Il ne trie pas entre l’important et le futile

Dominé par les événements. Mal à l’aise pour faire le tri entre l’important et le futile. Sous la coupe de personnalités successives telles son ex-compagne Valérie Trierweiler, l’actuel secrétaire général de l’Elysée Jean-Pierre Jouyet, et en filigrane son actuelle compagne l’actrice Julie Gayet. Assiégé et peu sûr de lui au point d’avouer à ces deux confesseurs, «ne faire confiance à personne». Tel est le président Hollande.

On aurait aimé, dans ces «Conversations secrètes» (Ed. Albin Michel) sentir le vent de l’Etat et de la puissance régalienne. On aurait compris – monarchie républicaine française oblige – que le souverain fulmine, dézingue, vilipende. Avant de se plonger, soudain, dans des rêveries solitaires et littéraires affectionnées par les monarques lettrés d’antan: de Gaulle, Pompidou, Mitterrand, même Chirac. Las. Tout est petit. Tout est relatif. Tout est combine. Tout manque de souffle.

Un comptage éloquent

Faisons donc le compte depuis 2012, car il est éloquent. Une trentaine de conversations privées avec Antonin André et Karim Rissouli. Une soixantaine accordée aux deux journalistes du «Monde» Gérard Davet et Fabrice Lhomme qui sont même repartis de l’Elysée avec des documents publiés ces jours-ci avant leur propre livre, annoncé pour octobre.
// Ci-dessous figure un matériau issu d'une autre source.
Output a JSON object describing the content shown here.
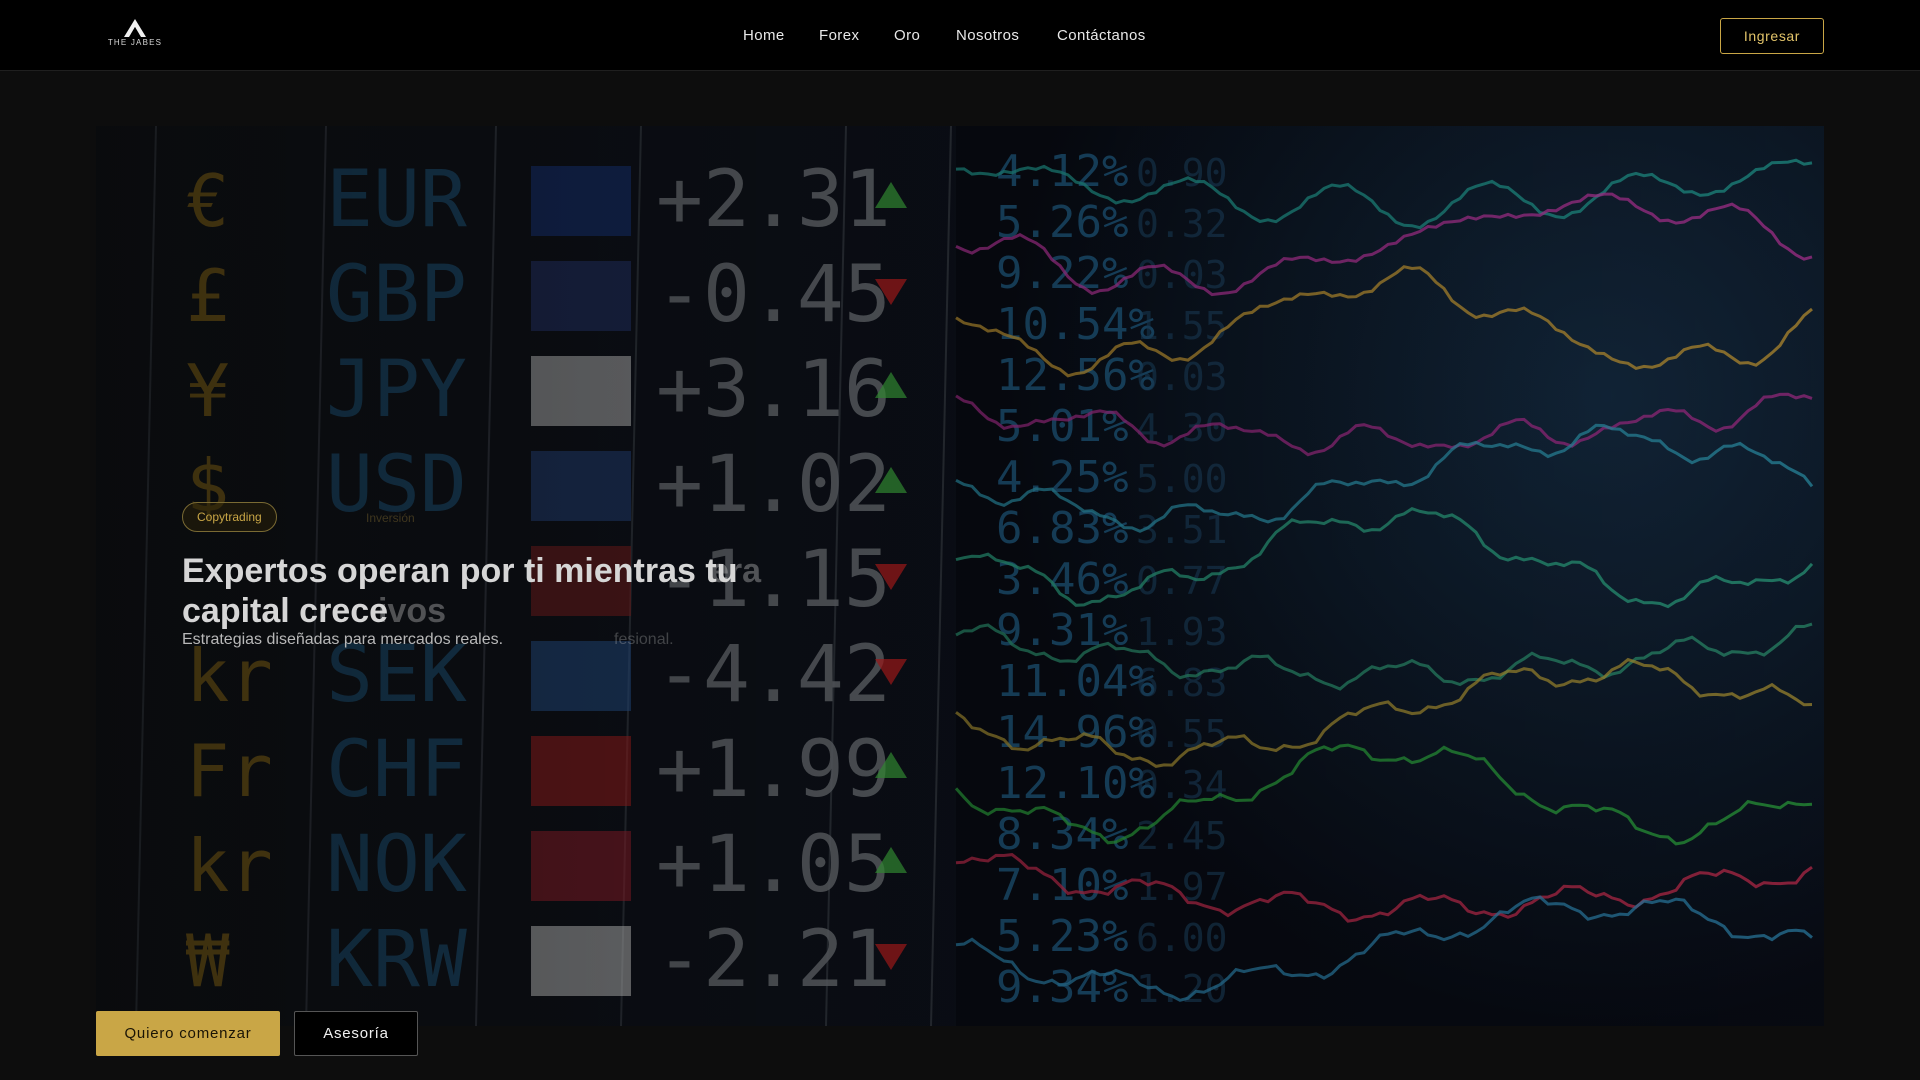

Plus les discussions régulières avec la dizaine de correspondants accrédités à l’Elysée. Plus les conférences de presse. Plus les apartés médiatiques. Plus les déjeuners élyséens offerts aux rubriques politiques des principaux quotidiens ou médias audiovisuels. Plus les SMS… «C’est simple: Hollande passe entre 30 et 40% de son temps avec les journalistes nous explique un de ses anciens conseillers. Or que leur dit-il? Rien. Il ne justifie pas son action. Il la commente. Il ne défend pas ses décisions. Il les évalue, les soupèse, les dissèque.» Résultat: «Le voir devient par moment pénible, concède l’un de ces confidents médiatiques. Je ne dirai pas que c’est une corvée, mais…»

Le vase clos

Le pire est le vase clos. Aux «visiteurs du soir» divers, venus d’autres horizons journalistiques – la presse étrangère est évidemment tenue à distance – François Hollande préfère le cercle «d’initiés» de ceux qu’il côtoie depuis des lustres. Ces journalistes politiques parisiens dont il dit, non sans vice: «Il suffit de leur donner le bon angle, la bonne approche, la bonne information et parfois même une information bidon. Ça fonctionne.»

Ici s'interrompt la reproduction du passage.